Denmark’s first Literature Act was adopted in the spring of 1996 (Law No 477 of 12 June 1996 om litteratur passed by the Parliament on 31 May 1996). The objective of the Act is to promote literature and access to literature in Denmark, while also promoting Danish literature abroad. The Act applies to Danish and translated literature, including prose, poetry, drama, children’s and young adult literature as well as cultural literature and non-fiction. The most recent Law on Literature was related to the foundation of the Danish Arts Council (Law om Kunstrådet, nr. 230, 2 April 2003 passed by the Parliament 20 March 2003). According to the Law, a special committee to manage subsidies to literature was established as a part of the Arts Council (see chapter 4.2.4).
The public lending right remuneration scheme, introduced originally in 1946, represents the most significant funding of Danish literature. Pursuant to objective criteria, remuneration is distributed to authors and translators of books published in the Danish language for use in public libraries.
In 2000, Parliament adopted new legislation on libraries: The Libraries Act of 17 May 2000 (Law No 340 of 17 May 2000 om biblioteksvirksomhed passed by the Parliament on 4 May 2000). The Act primarily aims at providing a better framework for public libraries to carry out their information and cultural policy duties in an information society. In addition to books and audio books, the Act now requires that public libraries provide musical recordings, Internet access and digital multimedia.
The Act on Libraries was amendedin 2002 (Law No 1053 of 17 December 2002 om ændring af lov om biblioteksafgift passed by the Parliament on 11 November 2002). The Act deals with a change in the margin of expenditure for the public lending rights fee.

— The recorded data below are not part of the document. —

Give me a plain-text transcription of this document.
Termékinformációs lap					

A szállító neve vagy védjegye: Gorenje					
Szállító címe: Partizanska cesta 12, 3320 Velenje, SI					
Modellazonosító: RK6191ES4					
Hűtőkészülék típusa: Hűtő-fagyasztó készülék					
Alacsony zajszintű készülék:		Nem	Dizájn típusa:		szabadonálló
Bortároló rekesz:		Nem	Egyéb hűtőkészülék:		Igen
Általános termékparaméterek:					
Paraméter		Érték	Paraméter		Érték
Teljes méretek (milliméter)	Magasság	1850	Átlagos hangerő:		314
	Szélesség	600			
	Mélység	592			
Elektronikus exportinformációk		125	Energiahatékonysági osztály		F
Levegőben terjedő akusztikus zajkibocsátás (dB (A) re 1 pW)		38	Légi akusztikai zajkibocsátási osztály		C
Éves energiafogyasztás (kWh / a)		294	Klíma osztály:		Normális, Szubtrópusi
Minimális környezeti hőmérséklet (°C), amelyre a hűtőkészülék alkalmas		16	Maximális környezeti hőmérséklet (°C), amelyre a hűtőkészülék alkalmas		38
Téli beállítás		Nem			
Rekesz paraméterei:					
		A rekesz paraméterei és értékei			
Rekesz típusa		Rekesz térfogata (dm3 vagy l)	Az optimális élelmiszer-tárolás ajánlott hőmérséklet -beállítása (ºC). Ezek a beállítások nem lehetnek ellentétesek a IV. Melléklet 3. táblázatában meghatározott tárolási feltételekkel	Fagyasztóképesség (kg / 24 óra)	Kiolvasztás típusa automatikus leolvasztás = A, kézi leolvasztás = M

More recent amendments include Law No 430 from 6 June 2005, Law No 431 from 6 June 2005, Law No 563 from 24 June 2005 and Law No 346 from 18 April 2007. The latest amendment, Law No 914 from 20 August 2008, responded to the implementation of the Local Government Reform, putting more responsibilities on the municipalities.
The implementation of the Local Government Reform has given rise to a general debate on its consequences, especially on the position and the role of public libraries in Danish society. The Reform has, in the period January 2007 – March 2010, resulted in about 240 libraries being closed down in the new larger municipalities.
One of the reasons that the discussion has been so intensified is due to the fact that public libraries have been the jewel of Danish cultural policy since the end of the absolutist monarchy in the 1849 constitution (see chapter 1.1). Public libraries have retained this status as pivotal for enlightenment and public cultural education after the Second World War. Public libraries were the largest item on the public culture budget from the creation of The Ministry of Culture in 1961 until 1984. After this time, public libraries fell under the responsibility of local government, financed via ordinary state block grants. Due to the local government reform, the financing and operation of the public libraries became the total responsibility of local government (see chapter 1.2.2).
The argument for closing down public libraries is due to deficits in the budgets of the new municipalities in 2007 and 2008, but there are other reasons. Since 1984, the number of visitors to libraries has declined, although they are still popular compared to the level in other European countries (see chapter 6.2). From 1983 to 2006, lending rates dropped from 87.9 million to 48.6 million books. In the same period, budgets for book acquisitions were cut by nearly 40%. On the other hand, book sales in stores have risen steadily.
But, while factors have come into play such as library usage and the development within digital communication, the serious debate has been caused by the implementation of the local government reform.
Coinciding with this discussion, a debate arose in 2008 regarding the role of literature in libraries. A number of public libraries across the country would like to offer digital services as a replacement for lending out books. This transformation of the role of libraries has been argued with reference to current developments within digital communication and digital culture.
At the end of 2007, the newly appointed head of Copenhagen’s main library caused a stir in the literary world, when she announced that fewer books would fill the shelves at the library. Instead the library would make an effort to communicate digitally.
On the other hand, authors, publishing editors, scientists and newspapers have demanded a re-focus on books. Libraries must withstand the prevalent discovery-economic tendencies. The Danish Library Agency (now the Danish Agency of Libraries and Media) proposed a readjustment of the Library Law to make it clearer for libraries to know exactly what a public library should offer. The debate blossomed when a new children’s library opened up in Aalborg early in 2008 under the heading “The nearly book-free library”.